Ryu's motion to get the ball rolling on a new party-house law observes that city crackdown attempts have previously been made "to no avail." It's interesting to note that a new generation of party people has invaded the hills, and they're often African-American hip-hop stars and actors (see TMZ). The city sat on its hands for decades while the Playboy Mansion was openly used as a party house in an otherwise quiet residential neighborhood.

Today noise, parking and associated "crime" (urinating on the neighbors' roses, for example) are clear targets of the council, though so far Ryu's proposed crackdown contains few specifics. He's left it up to the City Attorney's Office to come up with a list of "best practices" in order to regulate these homes of chill repute.

The councilman did present some ideas that are likely to appear in the final ordinance: escalating fines for repeat offenders, including for owners and hosts; public notices that tell neighbors an alleged party house is in their midst; "criminal charges for excessive numbers of violations," according to his office; additional fines for for-profit or "commercial" events; and a ban on short-term rentals (Airbnb) for violators.

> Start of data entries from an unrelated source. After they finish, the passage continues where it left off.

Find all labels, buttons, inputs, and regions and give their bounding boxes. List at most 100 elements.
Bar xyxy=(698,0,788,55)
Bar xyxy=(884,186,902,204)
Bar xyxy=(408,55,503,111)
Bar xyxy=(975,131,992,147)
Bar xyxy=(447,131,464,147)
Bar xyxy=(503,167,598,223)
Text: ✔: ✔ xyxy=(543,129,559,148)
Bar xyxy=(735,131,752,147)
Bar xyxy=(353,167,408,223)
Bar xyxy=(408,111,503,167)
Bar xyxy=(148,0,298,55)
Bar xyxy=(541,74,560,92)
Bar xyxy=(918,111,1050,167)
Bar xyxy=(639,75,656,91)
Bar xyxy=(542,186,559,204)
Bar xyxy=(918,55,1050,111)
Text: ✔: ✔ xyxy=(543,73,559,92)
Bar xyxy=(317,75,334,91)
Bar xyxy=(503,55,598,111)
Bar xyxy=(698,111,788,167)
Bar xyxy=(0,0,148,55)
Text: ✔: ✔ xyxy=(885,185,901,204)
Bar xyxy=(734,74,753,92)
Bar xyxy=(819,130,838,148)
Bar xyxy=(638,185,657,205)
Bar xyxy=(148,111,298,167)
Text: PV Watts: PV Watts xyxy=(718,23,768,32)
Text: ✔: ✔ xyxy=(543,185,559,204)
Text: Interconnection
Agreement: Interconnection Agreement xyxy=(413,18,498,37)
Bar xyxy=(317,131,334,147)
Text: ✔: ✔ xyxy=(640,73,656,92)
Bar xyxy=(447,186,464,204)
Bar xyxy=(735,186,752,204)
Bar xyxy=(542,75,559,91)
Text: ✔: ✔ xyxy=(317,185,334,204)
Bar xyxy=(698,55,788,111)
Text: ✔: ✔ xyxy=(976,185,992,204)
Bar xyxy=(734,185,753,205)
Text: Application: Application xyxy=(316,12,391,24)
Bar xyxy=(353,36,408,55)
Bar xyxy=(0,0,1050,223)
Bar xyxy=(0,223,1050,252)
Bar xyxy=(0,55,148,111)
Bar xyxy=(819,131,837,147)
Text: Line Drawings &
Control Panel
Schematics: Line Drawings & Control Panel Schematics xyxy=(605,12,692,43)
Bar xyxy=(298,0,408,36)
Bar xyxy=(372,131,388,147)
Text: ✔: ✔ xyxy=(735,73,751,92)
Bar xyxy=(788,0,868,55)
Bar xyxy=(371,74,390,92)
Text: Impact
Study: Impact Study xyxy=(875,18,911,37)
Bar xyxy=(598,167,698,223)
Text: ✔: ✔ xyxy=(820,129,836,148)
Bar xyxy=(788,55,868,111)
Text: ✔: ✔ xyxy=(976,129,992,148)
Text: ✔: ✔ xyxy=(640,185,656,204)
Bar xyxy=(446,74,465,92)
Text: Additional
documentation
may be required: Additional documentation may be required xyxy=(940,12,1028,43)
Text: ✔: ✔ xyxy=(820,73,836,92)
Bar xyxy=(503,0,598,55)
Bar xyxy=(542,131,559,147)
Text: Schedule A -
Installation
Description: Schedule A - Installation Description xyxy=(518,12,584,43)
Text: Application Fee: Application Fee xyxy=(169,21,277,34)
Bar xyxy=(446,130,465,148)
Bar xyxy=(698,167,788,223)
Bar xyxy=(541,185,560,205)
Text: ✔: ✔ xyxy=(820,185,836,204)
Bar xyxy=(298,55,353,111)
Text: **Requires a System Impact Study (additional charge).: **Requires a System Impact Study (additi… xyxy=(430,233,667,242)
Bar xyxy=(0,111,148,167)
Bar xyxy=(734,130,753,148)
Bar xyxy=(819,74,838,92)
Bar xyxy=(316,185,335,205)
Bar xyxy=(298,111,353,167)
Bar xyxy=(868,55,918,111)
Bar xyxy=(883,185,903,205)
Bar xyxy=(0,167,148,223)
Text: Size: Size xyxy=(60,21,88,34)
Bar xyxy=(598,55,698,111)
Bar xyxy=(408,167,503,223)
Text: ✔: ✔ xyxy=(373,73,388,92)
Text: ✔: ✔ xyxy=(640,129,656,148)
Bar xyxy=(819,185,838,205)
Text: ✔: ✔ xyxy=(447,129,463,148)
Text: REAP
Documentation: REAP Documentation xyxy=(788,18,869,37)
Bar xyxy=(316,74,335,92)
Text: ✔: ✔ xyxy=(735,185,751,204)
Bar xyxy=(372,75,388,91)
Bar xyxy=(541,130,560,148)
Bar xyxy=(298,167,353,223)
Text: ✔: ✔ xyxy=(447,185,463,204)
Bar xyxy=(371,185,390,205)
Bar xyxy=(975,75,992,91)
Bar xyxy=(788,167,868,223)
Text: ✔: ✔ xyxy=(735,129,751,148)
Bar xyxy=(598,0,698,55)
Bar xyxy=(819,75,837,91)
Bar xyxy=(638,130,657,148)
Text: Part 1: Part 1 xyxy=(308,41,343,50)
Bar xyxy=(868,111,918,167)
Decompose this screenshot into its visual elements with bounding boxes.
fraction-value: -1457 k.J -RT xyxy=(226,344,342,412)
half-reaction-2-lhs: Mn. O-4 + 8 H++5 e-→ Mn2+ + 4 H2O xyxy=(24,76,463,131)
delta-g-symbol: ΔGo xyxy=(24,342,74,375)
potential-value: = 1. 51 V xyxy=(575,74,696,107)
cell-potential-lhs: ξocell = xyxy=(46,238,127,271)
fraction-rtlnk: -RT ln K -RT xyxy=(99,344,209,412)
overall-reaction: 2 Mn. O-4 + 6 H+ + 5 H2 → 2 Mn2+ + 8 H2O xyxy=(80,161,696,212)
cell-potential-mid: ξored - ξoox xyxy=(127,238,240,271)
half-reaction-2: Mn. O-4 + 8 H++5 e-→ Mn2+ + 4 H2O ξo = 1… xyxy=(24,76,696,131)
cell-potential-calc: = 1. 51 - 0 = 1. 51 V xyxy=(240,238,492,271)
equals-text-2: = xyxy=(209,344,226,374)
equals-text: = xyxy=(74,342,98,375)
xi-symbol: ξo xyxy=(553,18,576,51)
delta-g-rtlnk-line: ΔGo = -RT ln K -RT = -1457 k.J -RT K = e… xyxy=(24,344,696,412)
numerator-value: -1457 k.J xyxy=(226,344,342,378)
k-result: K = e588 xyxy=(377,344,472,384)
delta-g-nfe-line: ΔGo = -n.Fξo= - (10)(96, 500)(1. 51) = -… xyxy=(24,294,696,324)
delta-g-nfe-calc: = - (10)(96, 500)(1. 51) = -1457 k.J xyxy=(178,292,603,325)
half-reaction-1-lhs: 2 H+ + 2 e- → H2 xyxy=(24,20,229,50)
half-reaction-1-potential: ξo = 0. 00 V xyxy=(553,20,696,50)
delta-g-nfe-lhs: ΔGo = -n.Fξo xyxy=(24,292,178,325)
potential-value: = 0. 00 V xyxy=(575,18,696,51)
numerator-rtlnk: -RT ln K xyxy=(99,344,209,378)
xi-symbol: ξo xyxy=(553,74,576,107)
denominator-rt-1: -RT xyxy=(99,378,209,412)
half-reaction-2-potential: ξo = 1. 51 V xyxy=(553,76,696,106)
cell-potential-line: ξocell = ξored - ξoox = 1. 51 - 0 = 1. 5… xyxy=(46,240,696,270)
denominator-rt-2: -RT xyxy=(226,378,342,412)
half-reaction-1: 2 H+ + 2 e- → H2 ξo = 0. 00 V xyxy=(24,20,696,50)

Airbnb says it treats allegations of party-house rentals seriously. The short-term rental platform announced it will now take anonymous complaints from neighbors all day, every day. "The overwhelming majority of Airbnb hosts and guests are good neighbors and respectful travelers, so complaints and issues are incredibly rare, but when they happen, we work to make things right," spokesman Nick Shapiro said.

"We have no tolerance for this type of behavior and we immediately ban guests from the platform," he said. "We want to do everything we can to help our hosts be good neighbors in the places they too call home."

Ryu says he's just trying help the "99 percent" of good neighbors who are "besieged" by "inconsiderate" party hosts. "My goal is to protect the quality of life of our residential neighborhoods and to prioritize public safety," he said.

UPDATE at 2:18 p.m. Friday, Nov. 4, 2016: Ryu's office took exception to our observation that while the Playboy Mansion was allowed to party on (long before the councilman's time in office), African-American celebrants were getting enough attention in the hills to motivate action at City Hall.

Ryu's spokesman says the notorious Yotta Life Mansion, a party house run by a couple from Germany, was as much an inspiration for his proposals as any other address. Another home rented at times by Justin Bieber and ex-NFL Player Johnny Manziel also received attention for its celebratory ways and thus helped inspire the motion, he said.